As shown in Fig. 6, the outranking graph of our proposed score-entropy-based ELECTRE II method is different from that in [20] since Pan et al. [20] introduced the concept of possibility degree to construct the probabilistic linguistic concordance sets and probabilistic linguistic discordance sets.

The differences between our proposed score-entropy-based ELECTRE II method and PL-ELECTRE II presented in [20] are summarized in Table 6.
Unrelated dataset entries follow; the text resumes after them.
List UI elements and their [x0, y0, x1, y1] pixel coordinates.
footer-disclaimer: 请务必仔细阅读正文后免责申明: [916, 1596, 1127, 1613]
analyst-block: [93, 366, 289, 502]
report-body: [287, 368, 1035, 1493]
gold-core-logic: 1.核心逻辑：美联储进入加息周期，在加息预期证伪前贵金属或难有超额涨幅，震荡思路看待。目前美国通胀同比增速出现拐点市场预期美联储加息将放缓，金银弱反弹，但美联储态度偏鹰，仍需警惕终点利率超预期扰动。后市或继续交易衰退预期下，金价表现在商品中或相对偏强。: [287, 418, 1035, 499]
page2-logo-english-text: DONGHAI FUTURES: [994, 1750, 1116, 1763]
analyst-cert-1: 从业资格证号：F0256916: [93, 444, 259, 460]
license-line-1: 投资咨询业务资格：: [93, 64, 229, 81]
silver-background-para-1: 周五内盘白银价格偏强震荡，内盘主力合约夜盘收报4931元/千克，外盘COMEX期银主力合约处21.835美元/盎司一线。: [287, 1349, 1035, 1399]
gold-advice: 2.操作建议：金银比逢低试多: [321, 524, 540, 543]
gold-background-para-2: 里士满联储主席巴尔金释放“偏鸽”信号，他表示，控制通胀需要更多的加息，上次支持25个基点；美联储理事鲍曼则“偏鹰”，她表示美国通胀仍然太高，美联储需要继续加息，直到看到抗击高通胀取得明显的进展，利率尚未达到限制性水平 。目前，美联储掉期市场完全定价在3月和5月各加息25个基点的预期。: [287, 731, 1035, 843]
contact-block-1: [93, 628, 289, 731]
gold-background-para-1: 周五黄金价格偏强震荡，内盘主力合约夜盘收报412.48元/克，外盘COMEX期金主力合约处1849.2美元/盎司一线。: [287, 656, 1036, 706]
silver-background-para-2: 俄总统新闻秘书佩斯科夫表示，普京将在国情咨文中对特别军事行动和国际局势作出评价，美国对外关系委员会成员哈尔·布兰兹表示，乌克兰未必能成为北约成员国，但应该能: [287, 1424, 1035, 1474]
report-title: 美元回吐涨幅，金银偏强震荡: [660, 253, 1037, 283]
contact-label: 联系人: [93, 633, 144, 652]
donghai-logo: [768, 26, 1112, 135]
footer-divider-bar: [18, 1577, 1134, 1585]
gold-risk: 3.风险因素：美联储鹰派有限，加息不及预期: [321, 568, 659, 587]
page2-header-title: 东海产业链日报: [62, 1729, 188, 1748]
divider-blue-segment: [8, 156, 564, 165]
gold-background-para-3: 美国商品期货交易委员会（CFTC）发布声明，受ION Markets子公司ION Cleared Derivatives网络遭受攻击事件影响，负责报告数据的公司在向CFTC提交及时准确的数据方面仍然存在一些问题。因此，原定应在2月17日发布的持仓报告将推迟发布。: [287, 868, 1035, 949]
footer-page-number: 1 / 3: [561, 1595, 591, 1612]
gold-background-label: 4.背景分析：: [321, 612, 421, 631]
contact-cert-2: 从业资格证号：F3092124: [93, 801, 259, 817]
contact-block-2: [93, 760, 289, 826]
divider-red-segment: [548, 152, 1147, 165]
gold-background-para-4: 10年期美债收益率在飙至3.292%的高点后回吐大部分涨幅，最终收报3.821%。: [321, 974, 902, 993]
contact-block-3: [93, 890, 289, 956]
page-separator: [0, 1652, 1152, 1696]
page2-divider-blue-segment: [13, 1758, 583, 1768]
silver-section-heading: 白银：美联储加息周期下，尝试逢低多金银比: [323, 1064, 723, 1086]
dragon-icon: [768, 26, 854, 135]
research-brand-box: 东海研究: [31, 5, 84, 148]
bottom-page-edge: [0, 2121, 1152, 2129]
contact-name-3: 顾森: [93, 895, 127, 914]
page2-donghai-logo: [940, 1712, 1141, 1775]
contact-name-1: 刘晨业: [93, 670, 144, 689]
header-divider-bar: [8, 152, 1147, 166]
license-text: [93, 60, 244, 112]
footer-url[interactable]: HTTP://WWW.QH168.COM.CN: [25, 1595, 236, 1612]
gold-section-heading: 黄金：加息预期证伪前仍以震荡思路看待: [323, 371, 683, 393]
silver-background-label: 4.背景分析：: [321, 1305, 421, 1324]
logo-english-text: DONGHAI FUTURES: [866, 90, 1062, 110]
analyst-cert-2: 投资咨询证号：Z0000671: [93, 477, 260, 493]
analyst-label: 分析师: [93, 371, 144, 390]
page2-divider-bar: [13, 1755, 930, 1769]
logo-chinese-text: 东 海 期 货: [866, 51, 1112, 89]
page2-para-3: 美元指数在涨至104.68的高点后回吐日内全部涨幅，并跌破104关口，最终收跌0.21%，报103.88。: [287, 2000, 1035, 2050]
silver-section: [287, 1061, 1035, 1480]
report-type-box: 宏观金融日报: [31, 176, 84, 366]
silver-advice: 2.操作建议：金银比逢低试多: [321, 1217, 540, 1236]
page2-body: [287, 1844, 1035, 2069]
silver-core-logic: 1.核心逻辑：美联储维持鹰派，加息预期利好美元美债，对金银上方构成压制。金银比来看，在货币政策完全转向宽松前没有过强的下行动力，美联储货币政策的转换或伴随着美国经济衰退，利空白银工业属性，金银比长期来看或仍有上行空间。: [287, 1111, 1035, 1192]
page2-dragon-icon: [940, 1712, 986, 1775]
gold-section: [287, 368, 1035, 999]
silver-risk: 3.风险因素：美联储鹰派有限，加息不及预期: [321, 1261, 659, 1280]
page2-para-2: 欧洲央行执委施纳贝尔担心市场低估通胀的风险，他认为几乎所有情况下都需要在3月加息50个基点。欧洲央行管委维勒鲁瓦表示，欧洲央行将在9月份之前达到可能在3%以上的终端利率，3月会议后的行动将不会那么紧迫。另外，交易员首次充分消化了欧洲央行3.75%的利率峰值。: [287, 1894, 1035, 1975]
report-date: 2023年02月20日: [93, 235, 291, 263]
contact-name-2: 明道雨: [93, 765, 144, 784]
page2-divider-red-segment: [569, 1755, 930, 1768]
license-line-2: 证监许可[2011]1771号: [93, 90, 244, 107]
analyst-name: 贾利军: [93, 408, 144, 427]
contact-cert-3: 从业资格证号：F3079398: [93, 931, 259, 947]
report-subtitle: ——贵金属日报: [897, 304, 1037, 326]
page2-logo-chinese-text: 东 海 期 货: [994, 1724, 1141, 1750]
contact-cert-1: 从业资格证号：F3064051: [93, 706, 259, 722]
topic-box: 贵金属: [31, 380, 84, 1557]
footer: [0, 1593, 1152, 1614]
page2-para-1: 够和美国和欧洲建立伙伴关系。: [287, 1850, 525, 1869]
From Table 6, it can be seen that our proposed score-entropy-based ELECTRE II method shows some differences from the PL-ELECTRE II method that is presented in [20]. Our proposed score-entropy-based ELECTRE II method uses the comparison method to compare PLTSs, while the PL-ELECTRE II method uses the possibility degree. When the weights of criteria are calculated, our proposed score-entropy-based ELECTRE II method uses an objective method, namely the multiple correlation coefficient, which considers the correlation degree between each criterion and other criteria. The PL-ELECTRE II method in [20] uses a subjective method, in which the relative importance of one criterion over another one is evaluated by the DMs, and then, a Chi-square method is utilized to obtain the weight vector of criteria. The weight vector of DMs is given directly in the PL-ELECTRE II method [20], while it is determined using the entropy theory in our proposed score-entropy-based ELECTRE II method.

7 Conclusions

In this paper, we proposed a novel score-entropy-based ELECTRE II method to process the edge node selection problem with the evaluation information of PLTSs. We first defined a novel distance measure for PLTSs and developed a novel comparison method based on the score function and information entropy of PLTSs. We also utilized the multiple correlation coefficient to calculate the weight vector of criteria and introduced the entropy theory to calculate the weight vector of the DMs. Based on the weight-determining method for criteria and the weight-determining method for DMs as well as the comparison method, a novel score-entropy-based ELECTRE II method was put forward and its decision-making procedure was given. Finally, a demonstrative example was provided to illustrate the implementation process of our proposed score-entropy-based ELECTRE II method and it was compared with existing decision-making methods.

In the future, we plan to establish a two-layer index system to evaluate the edge node from the view of quality of service and introduce the theory of analytic hierarchical process to handle the edge node selection problems.